Generic drug of the therapeutic class: Anesthesia, resuscitation, analgesics
active ingredients: Dexmedetomidine
laboratory: Orion Corporation
Solution for solution for IV infusion
Ampoules of 2 ml
ICU (Intensive Care Unit) sedation in adults requiring a state of sedation no deeper than that allowing a response to a verbal stimulus (corresponding to a score of 0-3 on the Richmond Vigilance-Agitation Scale ( RASS)).
Dosage DEXDOR 100 micrograms / mL Concentrate for solution for infusion IV Ampoules of 2 ml
Medication reserved for hospital use. Dexdor should be administered by healthcare professionals who are able to take care of patients in intensive care.
Patients already intubated and sedated can be perfused with dexmedetomidine at an initial dose of 0.7 micrograms / kg / h, which can be adjusted in increments of 0.2 to 1.4 micrograms / kg / h to desired sedation, depending on the patient's response. Lower initial dose infusion may be considered for fragile patients. Dexmedetomidine has a powerful effect and the infusion rate is given per hour. After dose adjustment, a new stable level of sedation may not be reached within one hour.
The maximum dose of 1.4 micrograms / kg / h should not be exceeded. In patients who do not reach the appropriate sedation level with the maximum dose of Dexdor, an alternative sedative agent should be used.
The use of a loading dose of Dexdor is not recommended and is associated with an increase in adverse effects. Propofol or midazolam may be given if necessary until the effects of Dexdor appear.
Dexdor usage data is limited to 14 days. The use of Dexdor over a longer period should be re-evaluated regularly.
Population at risk
Elderly: No dose adjustment is necessary in the elderly.
Renal Impairment: No dose adjustment is necessary in patients with renal impairment.
Hepatic impairment: Dexdor is metabolized in the liver and should be used with caution in patients with hepatic impairment. A reduced maintenance dose may be considered (see Warnings and Precautions and Pharmacokinetic Properties section ).
Pediatric population: The safety and efficacy of Dexdor in children aged 0 to 18 years have not been demonstrated. Currently available data are described under Adverse Reactions, Pharmacodynamic Properties and Pharmacokinetic Properties, but no dosage recommendation can be given.
Dexdor should only be administered as a diluted solution by intravenous infusion using a monitored infusion set. For instructions on drug dilution before administration, see section Instructions for use, handling and disposal .
Hypersensitivity to the active substance or to any of the excipients. Advanced heart block (level 2 or 3) unless pacemaker. Non-controlled hypotension.
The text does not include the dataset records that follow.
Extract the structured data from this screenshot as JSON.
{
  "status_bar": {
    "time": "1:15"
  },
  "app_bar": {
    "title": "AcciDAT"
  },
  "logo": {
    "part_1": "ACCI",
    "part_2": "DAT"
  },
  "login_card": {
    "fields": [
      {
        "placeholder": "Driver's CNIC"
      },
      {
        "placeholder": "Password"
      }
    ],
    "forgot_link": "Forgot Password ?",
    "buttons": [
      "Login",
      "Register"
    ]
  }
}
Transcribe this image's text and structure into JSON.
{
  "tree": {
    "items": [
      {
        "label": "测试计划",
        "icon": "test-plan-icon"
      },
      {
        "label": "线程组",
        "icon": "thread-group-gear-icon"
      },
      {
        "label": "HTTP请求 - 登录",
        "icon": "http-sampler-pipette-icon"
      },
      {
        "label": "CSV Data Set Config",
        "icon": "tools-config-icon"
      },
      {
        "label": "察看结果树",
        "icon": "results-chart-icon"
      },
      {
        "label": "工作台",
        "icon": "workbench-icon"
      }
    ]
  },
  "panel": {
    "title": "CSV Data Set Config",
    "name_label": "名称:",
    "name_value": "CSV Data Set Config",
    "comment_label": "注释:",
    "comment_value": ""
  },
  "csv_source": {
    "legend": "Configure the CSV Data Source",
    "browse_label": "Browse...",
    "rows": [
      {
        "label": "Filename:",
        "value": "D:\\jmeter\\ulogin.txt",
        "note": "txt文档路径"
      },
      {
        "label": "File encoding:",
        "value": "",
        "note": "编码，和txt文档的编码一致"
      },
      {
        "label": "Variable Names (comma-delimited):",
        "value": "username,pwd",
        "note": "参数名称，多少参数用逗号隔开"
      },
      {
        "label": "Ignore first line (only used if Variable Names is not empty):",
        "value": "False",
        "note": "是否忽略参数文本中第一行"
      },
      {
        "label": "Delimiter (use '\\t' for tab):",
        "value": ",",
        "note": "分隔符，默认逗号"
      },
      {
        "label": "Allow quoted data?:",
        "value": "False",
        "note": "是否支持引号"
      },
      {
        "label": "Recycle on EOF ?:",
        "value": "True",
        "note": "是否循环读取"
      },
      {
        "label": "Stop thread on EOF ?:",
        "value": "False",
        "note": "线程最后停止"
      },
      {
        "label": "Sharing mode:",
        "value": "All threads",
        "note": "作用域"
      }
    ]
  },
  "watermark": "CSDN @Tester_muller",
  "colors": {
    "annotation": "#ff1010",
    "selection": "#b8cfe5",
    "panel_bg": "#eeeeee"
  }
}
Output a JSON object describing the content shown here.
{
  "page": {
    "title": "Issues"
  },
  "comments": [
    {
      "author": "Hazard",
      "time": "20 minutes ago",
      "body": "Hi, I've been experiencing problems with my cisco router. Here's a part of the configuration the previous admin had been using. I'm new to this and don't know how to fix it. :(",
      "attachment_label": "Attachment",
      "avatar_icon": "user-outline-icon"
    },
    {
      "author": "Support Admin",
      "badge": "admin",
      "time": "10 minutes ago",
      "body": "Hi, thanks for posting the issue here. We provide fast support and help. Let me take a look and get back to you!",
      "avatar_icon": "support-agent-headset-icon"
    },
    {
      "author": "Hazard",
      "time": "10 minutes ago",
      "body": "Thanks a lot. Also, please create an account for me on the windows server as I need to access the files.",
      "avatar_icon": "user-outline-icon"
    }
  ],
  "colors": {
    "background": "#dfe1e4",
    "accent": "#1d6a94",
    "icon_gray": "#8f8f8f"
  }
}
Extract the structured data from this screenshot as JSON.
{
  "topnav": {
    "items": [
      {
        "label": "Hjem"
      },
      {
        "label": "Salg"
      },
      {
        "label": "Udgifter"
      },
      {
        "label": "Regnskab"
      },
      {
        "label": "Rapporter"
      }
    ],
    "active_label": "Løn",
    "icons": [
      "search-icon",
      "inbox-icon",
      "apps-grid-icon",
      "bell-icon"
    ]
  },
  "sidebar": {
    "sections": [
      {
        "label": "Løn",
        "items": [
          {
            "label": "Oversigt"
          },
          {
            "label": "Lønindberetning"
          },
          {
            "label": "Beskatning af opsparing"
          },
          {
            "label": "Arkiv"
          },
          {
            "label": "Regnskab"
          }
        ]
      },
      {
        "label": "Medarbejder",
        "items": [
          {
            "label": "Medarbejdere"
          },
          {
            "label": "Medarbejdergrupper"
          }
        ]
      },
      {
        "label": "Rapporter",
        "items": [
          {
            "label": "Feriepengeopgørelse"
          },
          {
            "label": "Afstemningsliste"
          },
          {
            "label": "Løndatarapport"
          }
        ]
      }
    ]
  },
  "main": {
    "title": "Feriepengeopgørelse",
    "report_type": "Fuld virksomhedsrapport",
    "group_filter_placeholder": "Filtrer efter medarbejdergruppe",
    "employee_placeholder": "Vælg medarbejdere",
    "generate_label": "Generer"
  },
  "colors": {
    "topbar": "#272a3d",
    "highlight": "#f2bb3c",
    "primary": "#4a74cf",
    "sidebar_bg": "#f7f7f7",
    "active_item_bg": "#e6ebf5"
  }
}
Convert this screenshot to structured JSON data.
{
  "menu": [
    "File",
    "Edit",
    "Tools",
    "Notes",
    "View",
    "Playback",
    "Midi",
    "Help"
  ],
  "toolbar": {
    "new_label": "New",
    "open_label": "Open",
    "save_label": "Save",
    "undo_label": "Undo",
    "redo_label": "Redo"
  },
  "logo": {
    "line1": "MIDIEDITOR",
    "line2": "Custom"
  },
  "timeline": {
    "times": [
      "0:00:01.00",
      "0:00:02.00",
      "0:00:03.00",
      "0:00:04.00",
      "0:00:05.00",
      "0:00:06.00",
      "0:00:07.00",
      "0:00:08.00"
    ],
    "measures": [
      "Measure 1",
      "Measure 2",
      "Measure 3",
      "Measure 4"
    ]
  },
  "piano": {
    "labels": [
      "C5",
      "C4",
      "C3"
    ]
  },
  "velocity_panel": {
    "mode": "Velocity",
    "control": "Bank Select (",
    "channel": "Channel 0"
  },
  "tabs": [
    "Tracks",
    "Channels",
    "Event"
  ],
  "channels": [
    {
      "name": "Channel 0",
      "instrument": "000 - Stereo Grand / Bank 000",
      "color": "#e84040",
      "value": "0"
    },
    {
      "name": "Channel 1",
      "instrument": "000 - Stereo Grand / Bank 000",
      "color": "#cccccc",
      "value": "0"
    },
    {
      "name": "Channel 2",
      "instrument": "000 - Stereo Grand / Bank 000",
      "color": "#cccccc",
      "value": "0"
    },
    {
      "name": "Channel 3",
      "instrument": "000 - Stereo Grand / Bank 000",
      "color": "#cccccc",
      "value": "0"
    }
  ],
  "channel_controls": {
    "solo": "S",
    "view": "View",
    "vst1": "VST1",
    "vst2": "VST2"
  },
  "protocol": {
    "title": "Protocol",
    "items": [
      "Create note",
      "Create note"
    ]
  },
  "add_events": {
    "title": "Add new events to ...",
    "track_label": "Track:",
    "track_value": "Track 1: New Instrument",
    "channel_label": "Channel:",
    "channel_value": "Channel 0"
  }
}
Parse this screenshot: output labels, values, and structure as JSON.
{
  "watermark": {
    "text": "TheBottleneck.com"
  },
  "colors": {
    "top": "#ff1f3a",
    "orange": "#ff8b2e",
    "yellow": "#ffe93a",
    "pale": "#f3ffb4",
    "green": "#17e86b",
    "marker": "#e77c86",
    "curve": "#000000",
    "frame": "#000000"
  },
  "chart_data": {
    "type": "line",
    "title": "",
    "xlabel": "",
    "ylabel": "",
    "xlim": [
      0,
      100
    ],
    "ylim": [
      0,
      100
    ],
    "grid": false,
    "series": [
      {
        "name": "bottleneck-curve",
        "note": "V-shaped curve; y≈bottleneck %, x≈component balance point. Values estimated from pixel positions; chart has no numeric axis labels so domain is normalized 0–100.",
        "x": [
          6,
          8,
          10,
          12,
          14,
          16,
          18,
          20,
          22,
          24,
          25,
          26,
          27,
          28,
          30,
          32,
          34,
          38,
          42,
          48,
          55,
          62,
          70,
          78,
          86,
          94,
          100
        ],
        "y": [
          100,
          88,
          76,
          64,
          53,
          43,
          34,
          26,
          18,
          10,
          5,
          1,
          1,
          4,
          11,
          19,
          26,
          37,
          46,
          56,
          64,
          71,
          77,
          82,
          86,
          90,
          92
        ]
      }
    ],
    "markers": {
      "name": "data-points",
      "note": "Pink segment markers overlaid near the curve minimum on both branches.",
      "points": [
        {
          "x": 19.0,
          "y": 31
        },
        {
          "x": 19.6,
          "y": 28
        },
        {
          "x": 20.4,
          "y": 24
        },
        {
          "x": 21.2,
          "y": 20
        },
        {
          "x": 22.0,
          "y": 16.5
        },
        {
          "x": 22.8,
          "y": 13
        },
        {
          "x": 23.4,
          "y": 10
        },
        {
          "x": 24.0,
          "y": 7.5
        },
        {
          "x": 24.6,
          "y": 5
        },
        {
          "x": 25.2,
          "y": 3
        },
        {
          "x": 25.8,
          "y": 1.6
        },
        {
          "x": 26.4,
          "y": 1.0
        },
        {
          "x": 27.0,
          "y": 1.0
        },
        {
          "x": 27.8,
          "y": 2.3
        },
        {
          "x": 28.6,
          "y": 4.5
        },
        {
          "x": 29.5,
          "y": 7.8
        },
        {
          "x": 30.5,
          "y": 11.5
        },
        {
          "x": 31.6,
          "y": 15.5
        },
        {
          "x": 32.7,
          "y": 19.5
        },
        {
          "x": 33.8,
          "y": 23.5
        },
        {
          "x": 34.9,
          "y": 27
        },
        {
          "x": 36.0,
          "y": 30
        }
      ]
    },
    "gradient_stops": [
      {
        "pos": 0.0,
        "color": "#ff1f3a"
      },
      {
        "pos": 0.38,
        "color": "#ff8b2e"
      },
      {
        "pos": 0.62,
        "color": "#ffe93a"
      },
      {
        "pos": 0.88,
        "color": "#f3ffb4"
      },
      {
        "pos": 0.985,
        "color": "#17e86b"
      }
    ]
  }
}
Acute cerebrovascular diseases.
Dexdor side effects
Summary of the security profile.
The most common adverse reactions reported with dexmedetomidine are hypotension, hypertension and bradycardia, occurring in approximately 25%, 15% and 13% of patients respectively.
Hypotension and bradycardia were also the most common serious dexmedetomidine-related adverse events occurring in 1.7% and 0.9% of randomized Intensive Care Unit (ICU) patients, respectively.
Summary of adverse effects
The adverse events listed in Table 1 were pooled from data from ICU clinical trials of 3, 137 randomized patients (1, 879 treated with dexmedetomidine, 864 treated with active comparators and 394 treated with placebo).
Adverse reactions are ranked in frequency order, the most common first, according to the following convention: very common (≥ 1/10), common (≥1 / 100, <1/10), uncommon (≥1 / 1) 000, <1/100), rare (≥1 / 10, 000, <1/1000), very rare (<1 / 10, 000).
Table 1: Undesirable effects
Metabolism and nutrition disorders
Metabolic acidosis, hypoalbuminemia
Very common :
Myocardial ischemia or infarction, tachycardia
First-degree atrioventricular block, decreased cardiac output
Very common :
Hypotension *, hypertension *
Respiratory, thoracic and mediastinal disorders
Nausea, vomiting, dry mouth
General disorders and administration site conditions
Withdrawal syndrome, hyperthermia
Inefficient drug, thirst
* See section Description of selected adverse reactions
Description of selected adverse reactions
Clinically significant hypotension or bradycardia should be managed as described in the Warnings and Precautions for Use section .
In the relatively healthy non-ICU subjects treated with dexmedetomidine, bradycardia occasionally resulted in sinus arrest or pause. The symptoms responded to leg elevation and anticholinergics such as atropine or glycopyrrolate. In isolated cases, bradycardia has been transformed into periods of asystole in patients with a history of bradycardia.
Hypertension has been associated with the use of a loading dose and this reaction can be reduced by avoiding this loading dose or by reducing the rate of infusion or the amount of the loading dose.
Child experience is limited, most data was obtained from short-term exposures. Only one case of hypothermic bradycardia in a newborn has been described in the literature.